Last updated on May 5, 2020
We ❤️ Docker. It’s enabled us to have more confidence that our dev environments match production and has made deployments a breeze. Something that I’ve struggled with is effectively naming the images I generate. I’ve struggled to find consensus online about how this should be done, so have come up with something that I’ve not really seen around.
First, the problem: in some environments there’s a sensibly versioned artifact that’s pretty easy to name. For instance, packaging up an OS or a major release of publicly distributed software. In these scenarios, we’re burdened with versioning anyway so figuring out a slick system isn’t as important.
We don’t release binaries for sale, and generally operate software as a service. I don’t really want to have to enforce manual versioning through code review and the tech stack we’re using doesn’t have a slick way to verify that our versioning is correct. Most automated versioning I’ve seen just increments the PATCH version even if a contract is completely violated.
That’s why we decided to start versioning artifacts with the first eight chars from the git commit SHA. This worked great! If we see a bug in prod, we can quickly figure out what version is currently running and check it out locally. Unfortunately, it doesn’t give a quick view into order when looking at a docker registry. That’s why we’ve made an addition to this format – the date.

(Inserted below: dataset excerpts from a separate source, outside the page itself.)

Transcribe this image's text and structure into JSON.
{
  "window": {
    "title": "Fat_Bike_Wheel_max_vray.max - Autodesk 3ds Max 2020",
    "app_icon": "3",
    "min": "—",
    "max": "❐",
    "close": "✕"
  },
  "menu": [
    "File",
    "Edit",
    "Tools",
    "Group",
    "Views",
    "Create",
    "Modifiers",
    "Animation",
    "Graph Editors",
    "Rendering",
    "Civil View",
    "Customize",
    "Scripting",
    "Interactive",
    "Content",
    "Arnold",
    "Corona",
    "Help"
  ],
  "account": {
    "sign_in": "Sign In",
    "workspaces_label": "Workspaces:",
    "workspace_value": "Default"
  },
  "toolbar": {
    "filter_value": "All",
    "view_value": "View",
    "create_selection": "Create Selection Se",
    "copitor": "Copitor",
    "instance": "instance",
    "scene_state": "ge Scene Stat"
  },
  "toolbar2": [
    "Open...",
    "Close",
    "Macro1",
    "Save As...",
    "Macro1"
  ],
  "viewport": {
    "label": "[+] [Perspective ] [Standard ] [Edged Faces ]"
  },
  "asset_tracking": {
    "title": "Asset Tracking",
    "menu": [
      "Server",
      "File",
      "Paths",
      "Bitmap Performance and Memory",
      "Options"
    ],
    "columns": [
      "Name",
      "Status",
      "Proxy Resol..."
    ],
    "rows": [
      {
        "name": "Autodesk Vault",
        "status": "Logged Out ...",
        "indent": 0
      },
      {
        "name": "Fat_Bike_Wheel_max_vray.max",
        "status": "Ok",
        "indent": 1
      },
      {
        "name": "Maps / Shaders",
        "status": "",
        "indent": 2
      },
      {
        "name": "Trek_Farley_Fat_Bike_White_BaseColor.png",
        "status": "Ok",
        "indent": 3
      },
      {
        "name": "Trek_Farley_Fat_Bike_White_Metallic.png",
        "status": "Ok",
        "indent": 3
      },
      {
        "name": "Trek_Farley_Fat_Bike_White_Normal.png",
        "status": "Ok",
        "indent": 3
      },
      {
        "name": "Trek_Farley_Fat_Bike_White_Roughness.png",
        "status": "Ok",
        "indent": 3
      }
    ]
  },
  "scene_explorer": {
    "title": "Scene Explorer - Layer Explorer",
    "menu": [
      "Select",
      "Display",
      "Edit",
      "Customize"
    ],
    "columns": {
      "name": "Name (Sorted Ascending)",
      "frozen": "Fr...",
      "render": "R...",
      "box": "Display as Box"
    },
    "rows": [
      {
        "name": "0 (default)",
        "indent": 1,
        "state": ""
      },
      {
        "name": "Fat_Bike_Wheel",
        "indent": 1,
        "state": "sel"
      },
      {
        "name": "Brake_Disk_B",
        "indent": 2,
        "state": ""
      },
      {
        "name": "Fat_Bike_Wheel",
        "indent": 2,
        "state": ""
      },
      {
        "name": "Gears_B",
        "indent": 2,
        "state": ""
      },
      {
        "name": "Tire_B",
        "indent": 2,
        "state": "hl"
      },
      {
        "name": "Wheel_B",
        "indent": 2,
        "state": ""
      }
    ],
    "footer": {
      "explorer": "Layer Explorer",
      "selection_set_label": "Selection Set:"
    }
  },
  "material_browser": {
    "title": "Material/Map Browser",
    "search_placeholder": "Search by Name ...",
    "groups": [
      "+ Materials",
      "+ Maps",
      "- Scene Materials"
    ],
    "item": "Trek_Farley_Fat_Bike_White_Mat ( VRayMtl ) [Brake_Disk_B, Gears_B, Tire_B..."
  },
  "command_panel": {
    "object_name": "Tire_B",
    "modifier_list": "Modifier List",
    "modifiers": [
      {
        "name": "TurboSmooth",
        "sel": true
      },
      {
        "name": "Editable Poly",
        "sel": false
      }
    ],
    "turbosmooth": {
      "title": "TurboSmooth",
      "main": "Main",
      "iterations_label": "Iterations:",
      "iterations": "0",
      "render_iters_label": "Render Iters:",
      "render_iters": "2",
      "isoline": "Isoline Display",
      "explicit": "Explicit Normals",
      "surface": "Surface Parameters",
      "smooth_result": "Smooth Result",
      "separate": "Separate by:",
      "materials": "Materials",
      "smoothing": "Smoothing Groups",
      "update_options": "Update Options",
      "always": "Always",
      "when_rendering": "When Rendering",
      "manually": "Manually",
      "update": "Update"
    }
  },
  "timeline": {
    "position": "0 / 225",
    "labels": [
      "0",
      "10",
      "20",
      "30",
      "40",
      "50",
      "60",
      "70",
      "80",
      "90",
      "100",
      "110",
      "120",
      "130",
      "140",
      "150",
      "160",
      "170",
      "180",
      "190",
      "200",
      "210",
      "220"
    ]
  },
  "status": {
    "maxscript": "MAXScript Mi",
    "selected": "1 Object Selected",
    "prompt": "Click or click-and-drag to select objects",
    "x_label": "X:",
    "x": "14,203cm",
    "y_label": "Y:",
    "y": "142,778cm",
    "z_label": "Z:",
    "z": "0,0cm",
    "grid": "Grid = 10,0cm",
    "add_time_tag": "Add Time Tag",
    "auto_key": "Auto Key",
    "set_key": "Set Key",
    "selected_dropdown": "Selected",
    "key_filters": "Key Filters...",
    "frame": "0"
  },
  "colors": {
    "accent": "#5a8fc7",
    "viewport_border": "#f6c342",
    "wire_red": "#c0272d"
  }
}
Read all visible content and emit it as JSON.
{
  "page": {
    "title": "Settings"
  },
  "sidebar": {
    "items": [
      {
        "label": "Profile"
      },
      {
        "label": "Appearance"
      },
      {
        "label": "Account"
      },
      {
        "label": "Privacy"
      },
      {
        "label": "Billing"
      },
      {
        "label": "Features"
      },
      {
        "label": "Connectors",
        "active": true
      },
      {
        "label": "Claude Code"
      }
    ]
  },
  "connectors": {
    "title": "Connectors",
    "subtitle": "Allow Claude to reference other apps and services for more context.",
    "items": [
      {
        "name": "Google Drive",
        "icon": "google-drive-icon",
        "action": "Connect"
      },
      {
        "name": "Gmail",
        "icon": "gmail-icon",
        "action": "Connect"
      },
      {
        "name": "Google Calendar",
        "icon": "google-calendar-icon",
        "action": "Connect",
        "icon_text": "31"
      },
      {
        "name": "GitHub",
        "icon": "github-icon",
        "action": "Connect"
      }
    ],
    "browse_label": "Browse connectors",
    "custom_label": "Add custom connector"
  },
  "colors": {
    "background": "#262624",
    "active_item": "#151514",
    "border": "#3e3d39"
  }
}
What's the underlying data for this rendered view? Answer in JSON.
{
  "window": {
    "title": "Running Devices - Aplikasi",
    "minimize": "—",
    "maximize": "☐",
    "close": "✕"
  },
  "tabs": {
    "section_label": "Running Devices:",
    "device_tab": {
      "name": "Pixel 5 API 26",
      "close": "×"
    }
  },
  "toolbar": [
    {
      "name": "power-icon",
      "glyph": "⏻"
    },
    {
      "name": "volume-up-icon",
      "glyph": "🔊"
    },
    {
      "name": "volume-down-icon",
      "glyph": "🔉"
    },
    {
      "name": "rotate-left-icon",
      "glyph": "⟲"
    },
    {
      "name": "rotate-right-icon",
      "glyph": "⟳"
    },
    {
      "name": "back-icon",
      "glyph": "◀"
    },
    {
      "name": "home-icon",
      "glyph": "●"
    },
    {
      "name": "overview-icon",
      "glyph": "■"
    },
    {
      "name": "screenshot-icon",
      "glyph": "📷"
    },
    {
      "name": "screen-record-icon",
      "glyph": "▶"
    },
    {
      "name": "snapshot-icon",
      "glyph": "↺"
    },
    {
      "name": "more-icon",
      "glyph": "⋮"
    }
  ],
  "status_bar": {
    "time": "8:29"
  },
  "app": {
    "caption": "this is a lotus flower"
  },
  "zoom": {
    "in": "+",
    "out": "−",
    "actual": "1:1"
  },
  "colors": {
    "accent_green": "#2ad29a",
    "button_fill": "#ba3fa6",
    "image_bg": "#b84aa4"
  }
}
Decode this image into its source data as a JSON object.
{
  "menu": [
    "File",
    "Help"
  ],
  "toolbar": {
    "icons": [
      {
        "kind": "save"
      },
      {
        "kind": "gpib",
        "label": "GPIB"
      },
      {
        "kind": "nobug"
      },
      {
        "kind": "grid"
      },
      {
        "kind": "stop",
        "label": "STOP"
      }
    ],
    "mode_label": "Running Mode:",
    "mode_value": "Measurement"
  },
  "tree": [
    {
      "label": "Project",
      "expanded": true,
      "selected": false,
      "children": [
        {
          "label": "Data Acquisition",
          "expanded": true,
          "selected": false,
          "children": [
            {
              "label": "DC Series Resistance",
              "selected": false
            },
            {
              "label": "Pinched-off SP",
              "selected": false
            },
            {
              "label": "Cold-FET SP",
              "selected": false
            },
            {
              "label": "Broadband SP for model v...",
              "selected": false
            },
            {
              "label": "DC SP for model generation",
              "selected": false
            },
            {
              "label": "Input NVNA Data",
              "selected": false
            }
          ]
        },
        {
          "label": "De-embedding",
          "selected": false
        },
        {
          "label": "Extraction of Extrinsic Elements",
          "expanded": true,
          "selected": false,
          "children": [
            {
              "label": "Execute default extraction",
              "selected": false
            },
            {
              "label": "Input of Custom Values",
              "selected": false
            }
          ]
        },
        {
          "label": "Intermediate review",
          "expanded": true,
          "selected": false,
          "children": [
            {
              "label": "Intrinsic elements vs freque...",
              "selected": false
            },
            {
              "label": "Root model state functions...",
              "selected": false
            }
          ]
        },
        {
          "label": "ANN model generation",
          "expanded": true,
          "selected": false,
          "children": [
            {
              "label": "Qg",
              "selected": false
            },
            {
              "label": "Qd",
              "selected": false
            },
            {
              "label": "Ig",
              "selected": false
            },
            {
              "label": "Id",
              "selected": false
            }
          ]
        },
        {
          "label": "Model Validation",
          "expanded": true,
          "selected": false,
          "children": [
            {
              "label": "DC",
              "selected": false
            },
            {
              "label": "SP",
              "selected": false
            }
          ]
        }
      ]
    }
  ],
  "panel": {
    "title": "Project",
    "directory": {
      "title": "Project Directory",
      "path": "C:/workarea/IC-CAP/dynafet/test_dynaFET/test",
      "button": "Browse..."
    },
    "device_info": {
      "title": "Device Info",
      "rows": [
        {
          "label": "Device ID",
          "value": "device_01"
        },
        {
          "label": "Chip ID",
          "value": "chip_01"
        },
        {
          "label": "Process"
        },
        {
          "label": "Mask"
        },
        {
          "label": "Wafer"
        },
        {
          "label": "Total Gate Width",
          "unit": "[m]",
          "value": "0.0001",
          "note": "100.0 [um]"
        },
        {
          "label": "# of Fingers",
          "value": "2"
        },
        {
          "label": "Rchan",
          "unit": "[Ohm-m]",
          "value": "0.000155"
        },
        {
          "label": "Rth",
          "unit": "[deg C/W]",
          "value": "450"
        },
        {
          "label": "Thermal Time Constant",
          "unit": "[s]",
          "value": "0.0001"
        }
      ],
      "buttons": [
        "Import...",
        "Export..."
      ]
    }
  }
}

We now name our continuously deployed docker images (built then deployed to staging/prod in a single pipeline) like so
$IMAGE_NAME:YYYY-MM-DD-$SHA. While this doesn’t give us great granularity in terms of order of changes within a single day, we’ve found it to be a happy medium. I guess an alternative on a larger team might be to use an incrementing count, but that’s harder to manage than ‘what day is today?’
We like to build our docker images early in our pipeline to use in the integration tests (a topic for a later post), so this make it pretty easy for subsequent pipeline stages to figure out what image it should run for the next test, without having to carry over artifacts from the previous stage in a stateful way.
That’s it for now, I’ll write more on this topic again I’m sure.